Письма, телеграммы, записные книжки
Антуан де Сент-Экзюпери
Письмо г-же Н. (Письмо Х.)
[Орконт, конец декабря 1939 г.]
Полночь.
В Витри был праздник. Мне пришлось пойти во «фронтовой театр»[58]. И вновь острей, чем когда бы то ни было, встал вопрос: почему мы воюем? Куда делись французы? Куда делся г-н Паскаль? До чего ничтожно это паясничанье! Эти стереотипные, как с конвейера, песенки! Еще куда ни шло, когда они идиотские, вроде «Ольги», тогда их еще можно вынести:
И, не пойдя в официантки, Она пошла по офицерам.
Но они становятся духовной порнографией, когда пытаются подняться до уровня чувств, когда намереваются растрогать. Это консервы для собак, которые фабриканты подсовывают людям, и люди ими довольны. Мильтону[59] хлопали. До чего угрюма веселость этого шута! Веселость горемыки, страдающего геморроем и способного думать только о нем. И, тем не менее, он худо-бедно зарабатывает себе на хлеб потоками слов, которые невозможно назвать предложениями, потому что предложения – это структуры, которым присуще внутренне движение.
И поэтому, слушая продолжение «Ольги», чувствуешь, как тебя окатывает волна свежести, правды и здоровья:
Она была полудевица И получала вполовину.

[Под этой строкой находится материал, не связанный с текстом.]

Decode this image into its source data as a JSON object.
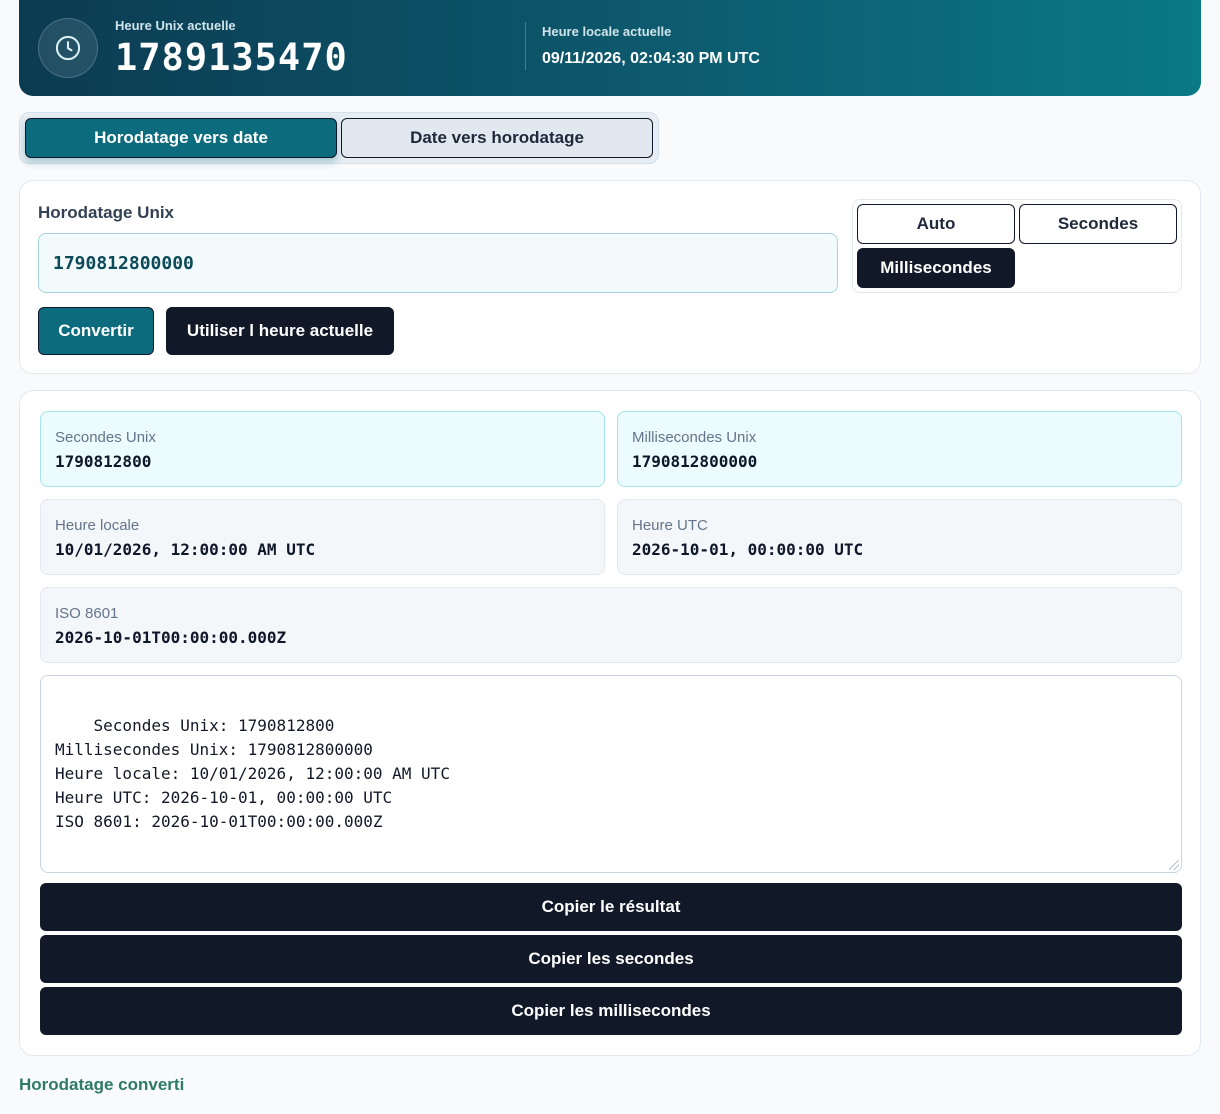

Еще бы! Тут ведь полное соответствие стиля и содержания. Содержание – это удовольствие сказать жеребятину. Отмочить глупость. Вещь совершенно естественная, вроде отрыжки. Содержание крайне непритязательно, но оно такое, какое есть, и стиль под стать ему: ничего не прибавляет и не убавляет. Но как вынести без тошноты этакое:
Я люблю-ю-ю тебя безу-у-умно…
Какое внутреннее побуждение направляет этот стиль? Я видел автора. Гнусный барышник. И хотя слова логически связаны друг с другом, все вместе – пьяная икота, утробное урчание мысли. Внутреннего слияния не происходит. Как все это, однако, заношено! И любовь тут – точно королевская багряница, в которую кутается унылый фигляр.
На мгновенье я вдруг растрогался:
Когда девчонки в лес идут, Кюре, довольный, ждет крестин.
И неожиданно подумал о городе и деревне. Попытался осмыслить. Город – это Жироду и нынешние обстоятельства. Но и место, где все утрачивает смысл. Вследствие игры ума. Так же как и этот барышник. Но он-то из-за собственной ничтожности. А деревня – это непрерывность. Преемственность. Течение времени и перемены, которые им движут. В землю бросают семя, и оно всходит. (Если девушки идут в лес, кюре доволен, так как вскоре будут крестины.)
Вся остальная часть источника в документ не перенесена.